Actually, there are plenty of good reasons for Native Hawaiians to oppose the Akaka Bill, from believing that it’s not good for Hawaii to mistrusting how it handles the creation of the new Hawaiian government.  But the reasons don’t have to be specific to the bill itself.  There is also a principled approach that questions how it affects the Hawaiian spirit of ohana.  Consider this explanation given to Grassroot Institute President Richard Rowland by a Native Hawaiian who is concerned that the Akaka Bill forces Native Hawaiians to turn their backs on spouses, in-laws, and friends:

In addition, they would also be turning their backs on many others with whom they might have long and close ties that bind such as:  hanai children or parents, aunties and uncle, classmates, teachers, students, coaches, business partners, co-workers, faithful employees, squadron mates,  church parishioners, canoe club members, swim club members, fellow professionals and on and on.
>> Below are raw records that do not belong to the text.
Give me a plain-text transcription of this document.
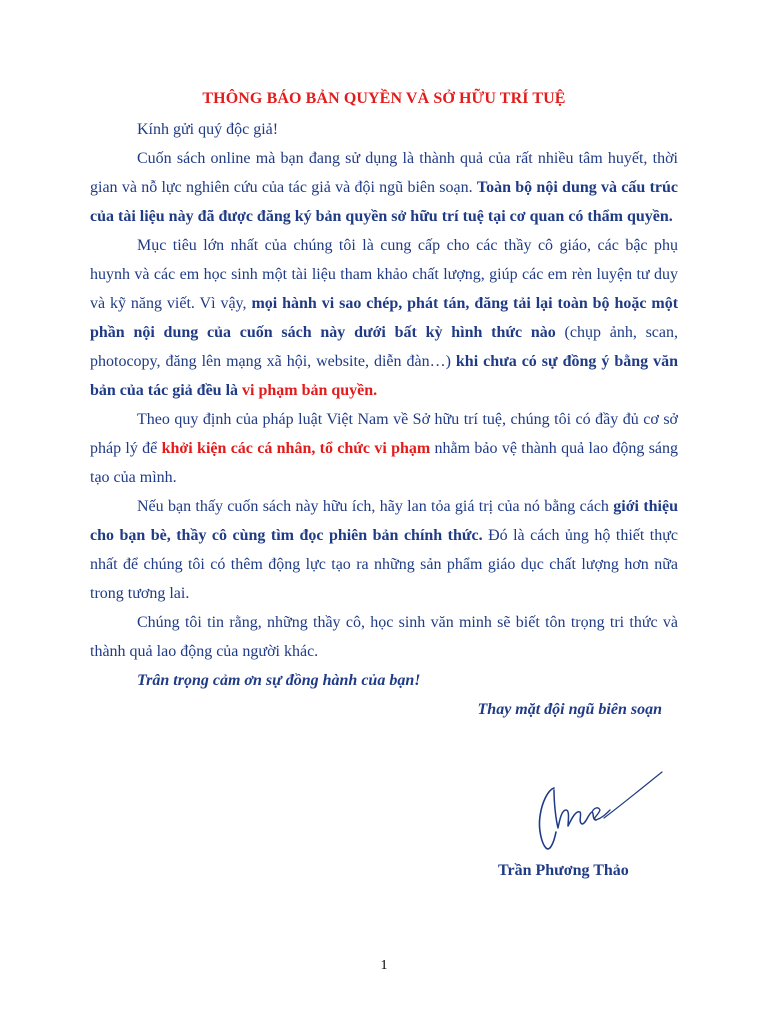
THÔNG BÁO BẢN QUYỀN VÀ SỞ HỮU TRÍ TUỆ

Kính gửi quý độc giả!

Cuốn sách online mà bạn đang sử dụng là thành quả của rất nhiều tâm huyết, thời gian và nỗ lực nghiên cứu của tác giả và đội ngũ biên soạn. Toàn bộ nội dung và cấu trúc của tài liệu này đã được đăng ký bản quyền sở hữu trí tuệ tại cơ quan có thẩm quyền.

Mục tiêu lớn nhất của chúng tôi là cung cấp cho các thầy cô giáo, các bậc phụ huynh và các em học sinh một tài liệu tham khảo chất lượng, giúp các em rèn luyện tư duy và kỹ năng viết. Vì vậy, mọi hành vi sao chép, phát tán, đăng tải lại toàn bộ hoặc một phần nội dung của cuốn sách này dưới bất kỳ hình thức nào (chụp ảnh, scan, photocopy, đăng lên mạng xã hội, website, diễn đàn…) khi chưa có sự đồng ý bằng văn bản của tác giả đều là vi phạm bản quyền.

Theo quy định của pháp luật Việt Nam về Sở hữu trí tuệ, chúng tôi có đầy đủ cơ sở pháp lý để khởi kiện các cá nhân, tổ chức vi phạm nhằm bảo vệ thành quả lao động sáng tạo của mình.

Nếu bạn thấy cuốn sách này hữu ích, hãy lan tỏa giá trị của nó bằng cách giới thiệu cho bạn bè, thầy cô cùng tìm đọc phiên bản chính thức. Đó là cách ủng hộ thiết thực nhất để chúng tôi có thêm động lực tạo ra những sản phẩm giáo dục chất lượng hơn nữa trong tương lai.

Chúng tôi tin rằng, những thầy cô, học sinh văn minh sẽ biết tôn trọng tri thức và thành quả lao động của người khác.

Trân trọng cảm ơn sự đồng hành của bạn!

Thay mặt đội ngũ biên soạn

Trần Phương Thảo
1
The Akaka bill allows only those with at least one ancestor indigenous to the Hawaiian islands to participate in the process of creating the new government; but it leaves it up to the new Native Hawaiian governing entity to decide the criteria for its own citizenship.  Since the Akaka bill is intended to protect the existing race-based entitlements, it is a given that the new government will not have an Equal Protection clause.  That means the new government will be free to discriminate on the basis of race, even against some of its own citizens.

Hard to see why any Hawaiian would want to join.